In 1917 Vaughn worked in New York to test recipes compatible with wartime shortages and rationing. She taught how to make a Victory Cake eggless, sugarless, and butterless; she said someone once told her they were also "joyless", but then ate three pieces.

Vaughn created the Bureau of Child Hygiene for the North Carolina State Board of Health and served as its director until September 1919. She created the Home Economics Department at the Los Angeles Evening Express on January 12, 1920.
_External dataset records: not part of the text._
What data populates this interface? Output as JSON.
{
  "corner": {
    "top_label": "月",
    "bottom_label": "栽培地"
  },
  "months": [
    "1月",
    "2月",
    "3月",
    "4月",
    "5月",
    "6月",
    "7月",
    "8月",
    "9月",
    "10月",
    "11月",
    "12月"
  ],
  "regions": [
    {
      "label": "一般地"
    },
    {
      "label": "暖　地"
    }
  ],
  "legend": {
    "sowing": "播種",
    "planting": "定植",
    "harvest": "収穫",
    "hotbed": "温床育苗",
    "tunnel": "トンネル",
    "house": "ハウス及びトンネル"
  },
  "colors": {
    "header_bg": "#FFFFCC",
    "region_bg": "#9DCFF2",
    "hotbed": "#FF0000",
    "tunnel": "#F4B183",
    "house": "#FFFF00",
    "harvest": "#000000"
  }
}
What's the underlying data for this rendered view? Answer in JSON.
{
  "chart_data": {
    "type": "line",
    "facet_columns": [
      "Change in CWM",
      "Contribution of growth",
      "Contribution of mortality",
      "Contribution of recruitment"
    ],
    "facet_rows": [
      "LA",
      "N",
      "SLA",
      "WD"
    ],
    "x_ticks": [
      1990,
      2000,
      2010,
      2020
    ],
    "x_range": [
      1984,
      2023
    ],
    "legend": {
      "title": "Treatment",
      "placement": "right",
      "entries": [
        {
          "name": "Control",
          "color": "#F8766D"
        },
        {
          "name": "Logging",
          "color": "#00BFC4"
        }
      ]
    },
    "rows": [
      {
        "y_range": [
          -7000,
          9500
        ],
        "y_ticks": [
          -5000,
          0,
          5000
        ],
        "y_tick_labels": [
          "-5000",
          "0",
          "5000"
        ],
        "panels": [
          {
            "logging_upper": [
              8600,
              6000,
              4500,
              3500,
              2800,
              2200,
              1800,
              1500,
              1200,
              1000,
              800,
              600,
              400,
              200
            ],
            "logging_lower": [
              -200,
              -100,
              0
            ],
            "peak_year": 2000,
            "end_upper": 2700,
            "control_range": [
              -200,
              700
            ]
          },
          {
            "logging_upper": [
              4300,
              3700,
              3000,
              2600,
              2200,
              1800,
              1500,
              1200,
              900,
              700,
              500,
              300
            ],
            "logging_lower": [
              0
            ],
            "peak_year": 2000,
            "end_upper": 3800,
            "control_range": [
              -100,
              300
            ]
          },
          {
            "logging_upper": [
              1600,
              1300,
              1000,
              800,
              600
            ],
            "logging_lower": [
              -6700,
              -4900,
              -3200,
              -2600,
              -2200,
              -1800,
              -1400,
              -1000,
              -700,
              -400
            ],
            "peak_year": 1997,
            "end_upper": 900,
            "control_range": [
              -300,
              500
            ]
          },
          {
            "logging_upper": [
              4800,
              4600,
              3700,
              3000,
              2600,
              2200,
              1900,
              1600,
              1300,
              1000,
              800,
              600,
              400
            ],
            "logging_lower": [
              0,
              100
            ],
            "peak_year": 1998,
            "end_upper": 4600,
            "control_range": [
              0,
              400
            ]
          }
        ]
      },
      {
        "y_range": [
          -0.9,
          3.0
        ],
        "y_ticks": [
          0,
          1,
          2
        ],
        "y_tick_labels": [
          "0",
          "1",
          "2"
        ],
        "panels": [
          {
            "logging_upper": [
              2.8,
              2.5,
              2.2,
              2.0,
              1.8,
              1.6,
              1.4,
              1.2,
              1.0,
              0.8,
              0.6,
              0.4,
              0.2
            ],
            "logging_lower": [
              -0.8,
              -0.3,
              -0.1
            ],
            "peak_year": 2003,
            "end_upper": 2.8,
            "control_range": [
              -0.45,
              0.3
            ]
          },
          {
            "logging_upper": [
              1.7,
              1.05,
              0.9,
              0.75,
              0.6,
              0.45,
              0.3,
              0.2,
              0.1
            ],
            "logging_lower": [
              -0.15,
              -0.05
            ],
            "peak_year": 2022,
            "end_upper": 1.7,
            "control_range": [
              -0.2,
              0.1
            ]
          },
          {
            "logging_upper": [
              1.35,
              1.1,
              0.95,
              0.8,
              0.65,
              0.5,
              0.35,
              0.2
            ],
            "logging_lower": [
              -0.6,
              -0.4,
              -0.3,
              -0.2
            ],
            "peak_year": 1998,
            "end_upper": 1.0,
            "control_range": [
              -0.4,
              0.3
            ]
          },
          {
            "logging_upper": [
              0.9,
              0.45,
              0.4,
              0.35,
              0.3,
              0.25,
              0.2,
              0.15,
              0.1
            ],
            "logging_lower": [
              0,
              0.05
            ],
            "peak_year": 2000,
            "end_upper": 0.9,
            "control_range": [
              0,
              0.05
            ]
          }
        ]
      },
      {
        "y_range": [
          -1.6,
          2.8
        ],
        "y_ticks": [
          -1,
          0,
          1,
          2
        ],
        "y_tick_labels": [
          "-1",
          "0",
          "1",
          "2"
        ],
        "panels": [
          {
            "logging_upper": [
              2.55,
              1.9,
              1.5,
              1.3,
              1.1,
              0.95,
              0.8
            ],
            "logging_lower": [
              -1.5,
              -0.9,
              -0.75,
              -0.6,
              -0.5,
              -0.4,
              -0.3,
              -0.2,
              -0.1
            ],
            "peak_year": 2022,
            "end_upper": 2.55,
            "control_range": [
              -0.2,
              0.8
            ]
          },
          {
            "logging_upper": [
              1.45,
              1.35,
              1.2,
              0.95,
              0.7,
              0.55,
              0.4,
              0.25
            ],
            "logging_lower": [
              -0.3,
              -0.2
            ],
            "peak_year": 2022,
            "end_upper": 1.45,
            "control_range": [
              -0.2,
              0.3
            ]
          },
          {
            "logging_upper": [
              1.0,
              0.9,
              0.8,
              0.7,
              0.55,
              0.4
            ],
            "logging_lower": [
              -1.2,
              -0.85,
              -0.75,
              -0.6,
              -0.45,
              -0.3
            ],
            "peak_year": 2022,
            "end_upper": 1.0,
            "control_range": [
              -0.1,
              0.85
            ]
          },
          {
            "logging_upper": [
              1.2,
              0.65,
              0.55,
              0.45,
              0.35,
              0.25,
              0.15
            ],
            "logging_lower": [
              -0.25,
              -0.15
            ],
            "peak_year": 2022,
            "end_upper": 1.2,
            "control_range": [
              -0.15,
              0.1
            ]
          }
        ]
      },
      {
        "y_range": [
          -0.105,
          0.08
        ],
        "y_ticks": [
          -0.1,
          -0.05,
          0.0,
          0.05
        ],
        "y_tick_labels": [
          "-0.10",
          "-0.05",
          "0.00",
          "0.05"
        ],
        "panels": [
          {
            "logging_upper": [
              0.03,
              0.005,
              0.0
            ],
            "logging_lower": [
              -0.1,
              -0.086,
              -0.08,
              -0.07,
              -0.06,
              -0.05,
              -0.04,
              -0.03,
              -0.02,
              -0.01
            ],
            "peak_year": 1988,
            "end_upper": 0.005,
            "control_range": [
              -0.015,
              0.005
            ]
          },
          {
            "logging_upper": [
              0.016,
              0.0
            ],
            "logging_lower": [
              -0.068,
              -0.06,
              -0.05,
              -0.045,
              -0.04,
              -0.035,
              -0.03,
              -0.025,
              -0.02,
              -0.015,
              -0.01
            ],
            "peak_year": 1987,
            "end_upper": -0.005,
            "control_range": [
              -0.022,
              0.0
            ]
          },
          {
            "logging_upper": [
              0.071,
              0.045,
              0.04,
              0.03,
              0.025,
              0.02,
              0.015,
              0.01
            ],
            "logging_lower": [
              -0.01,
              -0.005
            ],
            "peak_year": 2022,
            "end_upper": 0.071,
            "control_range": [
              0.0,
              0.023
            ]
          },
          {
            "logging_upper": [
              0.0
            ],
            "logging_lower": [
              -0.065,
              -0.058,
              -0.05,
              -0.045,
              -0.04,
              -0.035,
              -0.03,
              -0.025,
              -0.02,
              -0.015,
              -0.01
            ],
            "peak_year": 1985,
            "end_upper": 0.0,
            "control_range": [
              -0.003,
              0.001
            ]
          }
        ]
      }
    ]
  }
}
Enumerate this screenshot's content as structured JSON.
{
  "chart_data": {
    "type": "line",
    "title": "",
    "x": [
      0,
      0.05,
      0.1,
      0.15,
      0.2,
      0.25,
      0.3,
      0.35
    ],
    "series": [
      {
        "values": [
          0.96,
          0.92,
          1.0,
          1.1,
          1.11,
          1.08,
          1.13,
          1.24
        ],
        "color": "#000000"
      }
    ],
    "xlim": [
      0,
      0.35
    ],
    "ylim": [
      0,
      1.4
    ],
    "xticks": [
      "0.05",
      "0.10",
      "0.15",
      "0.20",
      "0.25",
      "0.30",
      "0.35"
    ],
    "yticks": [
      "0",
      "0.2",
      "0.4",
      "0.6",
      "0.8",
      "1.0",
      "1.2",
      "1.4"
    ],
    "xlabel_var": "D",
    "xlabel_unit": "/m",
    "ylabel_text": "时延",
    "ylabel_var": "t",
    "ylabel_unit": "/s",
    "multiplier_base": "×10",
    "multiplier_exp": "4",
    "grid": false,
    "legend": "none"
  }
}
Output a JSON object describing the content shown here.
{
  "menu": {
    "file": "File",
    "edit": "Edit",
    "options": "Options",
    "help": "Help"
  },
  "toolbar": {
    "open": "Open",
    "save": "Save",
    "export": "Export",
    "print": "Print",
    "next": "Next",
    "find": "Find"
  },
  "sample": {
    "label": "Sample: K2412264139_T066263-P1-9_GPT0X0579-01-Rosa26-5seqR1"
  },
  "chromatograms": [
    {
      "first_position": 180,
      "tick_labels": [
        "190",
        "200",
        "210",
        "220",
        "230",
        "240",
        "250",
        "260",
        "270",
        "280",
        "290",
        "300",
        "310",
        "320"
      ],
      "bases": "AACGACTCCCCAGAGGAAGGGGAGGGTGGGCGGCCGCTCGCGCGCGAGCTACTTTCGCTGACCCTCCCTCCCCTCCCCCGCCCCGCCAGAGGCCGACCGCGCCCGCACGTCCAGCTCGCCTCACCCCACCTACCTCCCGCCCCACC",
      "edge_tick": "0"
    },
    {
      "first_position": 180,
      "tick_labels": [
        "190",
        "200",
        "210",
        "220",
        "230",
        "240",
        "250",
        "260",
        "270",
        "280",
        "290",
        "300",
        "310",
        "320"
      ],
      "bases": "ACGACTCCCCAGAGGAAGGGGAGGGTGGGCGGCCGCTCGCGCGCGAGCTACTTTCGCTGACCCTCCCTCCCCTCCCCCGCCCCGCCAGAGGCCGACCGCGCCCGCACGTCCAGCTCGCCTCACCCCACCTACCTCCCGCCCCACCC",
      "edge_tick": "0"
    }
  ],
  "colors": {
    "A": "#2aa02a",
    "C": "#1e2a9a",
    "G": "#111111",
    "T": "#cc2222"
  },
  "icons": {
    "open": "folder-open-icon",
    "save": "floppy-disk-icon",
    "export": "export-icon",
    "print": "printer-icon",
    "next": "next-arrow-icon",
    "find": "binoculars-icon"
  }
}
Beginning in 1920 Vaughn was a lecturer on home economics, taught home economics at North Carolina State College, and gave radio lectures on home economics four mornings a week on KNX (AM).

She wrote many booklets under the direction of Herbert Hoover's U.S. Food Commission for Boards of Health and Manufacturers, and was the author of Table Treats in Wartime, Culinary Echoes from Dixie, Up-to-the-Minute Cook Book: A Collection of Tested Recipes, My Best Recipes: A selection from twenty years' experience of adapting and proving tested recipes, and Art of Preserving and Canning. As of 2008, Culinary Echoes from Dixie and My Best Recipes were considered "hot commodities" in historic cookbook circles.

==Personal life==
On April 14, 1896, Kate Brew married William Weaver Vaughn (1863–1932). They had five children: Martha "Marte/Sis" Anne V. Curtiss (1897–1984), twins William Weaver "Ibb" (1900–1947) and James Preston "J.P./Pet" (1900–1968), Edwin Thomas "Tug", and Katherine Brew "Tatty".

Vaughn moved to California in 1919 with her son Ed and daughter Tatty. She died on May 20, 1933, in Los Angeles, and was buried at Forest Lawn Memorial Park in Glendale.